Essex County College can breathe easy, for now.
Representatives from the college’s accrediting agency on Tuesday delivered news the institution has been hoping to hear for months: Essex County College is in compliance with two accrediting standards that had led to its probation.
It was a huge sigh of relief for the college that for months has sweated out the possibility that it could lose its accreditation and with it, the opportunity for students to earn federal grant money.
The college is a lifeline for its 8,900 part-time and full-time students, most of whom are black and Latino. Half of the student body receives some form of financial aid, officials estimate.
“It feels great, a lot of hard work, tough decisions, great support,” college President Anthony Munroe told NJ Advance Media outside of the meeting, sharing the preliminary findings. “It’s been a labor of love and it is who we are: Essex County College, exceeding expectations.”
The initial findings were presented by a group of peer evaluators from the Middle States Commission on Higher Education. The group visited the campus this week and shared their observations during a meeting at the college.
A peer evaluator said press was not allowed inside and a reporter with NJ Advance Media was escorted out of Smith Hall. Middle States did not immediately respond to a request for comment.
Just got kicked out of the meeting with Middle States peer evaluators who are giving their preliminary findings on Essex County College’s accreditation status.
— Karen Yi (@karen_yi) March 20, 2018
The findings by the Middle States evaluators are preliminary; the college remains on probation until the Commission meets in June to decide its fate.
But the news was a boon to the college as it celebrates its 50th anniversary. And many expect the institution to be taken off probation come summer for meeting both standards: governance and finance.
“There’s no question, we’re moving in the right direction and I couldn’t be more pleased,” Essex County Executive Joseph DiVincenzo, Jr. said.
“This is continuous improvement, it’s never over,” Munroe said. “It’s not a static thing … this is a marathon, it’s not a sprint. And we will always continue to stay focused on our mission.”
A rotating cast of presidents has come and gone over the last few years at the college, each departing under a different controversy.

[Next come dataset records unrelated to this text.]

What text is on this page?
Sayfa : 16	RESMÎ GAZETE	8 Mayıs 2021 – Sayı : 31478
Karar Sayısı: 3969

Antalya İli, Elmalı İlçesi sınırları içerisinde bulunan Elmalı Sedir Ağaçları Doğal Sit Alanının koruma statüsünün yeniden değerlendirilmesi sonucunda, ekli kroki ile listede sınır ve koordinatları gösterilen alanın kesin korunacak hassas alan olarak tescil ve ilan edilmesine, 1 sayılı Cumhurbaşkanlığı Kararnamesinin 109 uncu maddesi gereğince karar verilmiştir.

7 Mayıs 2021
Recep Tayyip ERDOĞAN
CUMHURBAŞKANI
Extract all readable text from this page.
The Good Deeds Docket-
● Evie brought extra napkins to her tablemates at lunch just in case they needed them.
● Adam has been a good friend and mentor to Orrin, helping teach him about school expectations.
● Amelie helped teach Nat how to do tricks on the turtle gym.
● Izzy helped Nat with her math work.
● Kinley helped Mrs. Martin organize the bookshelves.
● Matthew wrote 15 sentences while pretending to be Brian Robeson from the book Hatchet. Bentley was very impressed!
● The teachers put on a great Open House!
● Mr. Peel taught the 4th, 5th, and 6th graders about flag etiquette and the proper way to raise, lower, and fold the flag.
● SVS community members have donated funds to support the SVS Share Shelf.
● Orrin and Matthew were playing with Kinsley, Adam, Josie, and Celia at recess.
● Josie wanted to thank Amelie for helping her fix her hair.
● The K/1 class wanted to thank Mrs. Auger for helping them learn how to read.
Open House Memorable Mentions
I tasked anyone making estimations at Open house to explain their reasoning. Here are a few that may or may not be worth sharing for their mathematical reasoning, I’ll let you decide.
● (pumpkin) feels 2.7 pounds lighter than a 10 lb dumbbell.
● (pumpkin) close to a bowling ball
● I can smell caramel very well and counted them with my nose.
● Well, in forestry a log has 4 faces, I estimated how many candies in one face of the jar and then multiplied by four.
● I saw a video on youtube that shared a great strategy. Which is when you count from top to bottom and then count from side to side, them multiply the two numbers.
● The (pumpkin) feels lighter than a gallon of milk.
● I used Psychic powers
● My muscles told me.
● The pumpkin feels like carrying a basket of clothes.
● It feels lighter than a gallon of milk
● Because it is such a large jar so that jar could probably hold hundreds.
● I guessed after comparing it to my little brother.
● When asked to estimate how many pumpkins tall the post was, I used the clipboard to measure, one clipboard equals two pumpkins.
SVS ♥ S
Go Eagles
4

The infighting among leadership continued even after President Munroe was unanimously hired by the Board of Trustees last year as a “turnaround expert.”
There were back-and-forth accusations of wrongdoing, allegations by a vocal group of clergy of political interference and collusion, and tense public meetings calling for the ouster of a high-ranking administrator and trustees who were blamed for interfering with the presidency.
Those fights have subsided.
DiVincenzo appointed new trustees as others resigned or were not re-appointed. He pledged to work with Munroe to move the college to solid footing.
“We have a good president and a great board and they’re working together,” he said. “It was never about the president, it was never about the board, it was about the kids that go to this institution.”
“They needed to give this guy a shot, this is what (Munroe) does,” added Rev. Ronald L. Slaughter, who was among the clergy members who supported Munroe and denounced “political shenanigans” at the college. “This is what happens when people work together, when government, community puts people first, when politicians and community put people first. This is the end result of it, positive things happen.”
Munroe said peer evaluators commended the college for its new trustee training policies, their required self-evaluations and the revision of at least 20 board policies.
During the last preliminary review in November that led to the college’s probation, peer evaluators from Middle States found officials could not agree on whether it had a $17 million surplus or none at all.
This time, peer evaluators cited marked improvements. The college passed a “fiscal exigency” plan that included 20 layoffs and eliminated 14 vacant positions; it’s audit was submitted early and a interim Chief Financial Officer was appointed along with a deputy CFO. The college will have two deputy CFOs once a permanent CFO is hired.
“They cited a number of improvements and processes in place,” Munroe said.
DiVincenzo said the county boosted its base funding for the college to $13.9 million — the highest ever — as declining enrollment at the school reduced revenues over the last few years.
“No one person could have done this alone, you needed the administration, you needed the board and you needed us on the county side,” he said. “I couldn’t be more pleased.”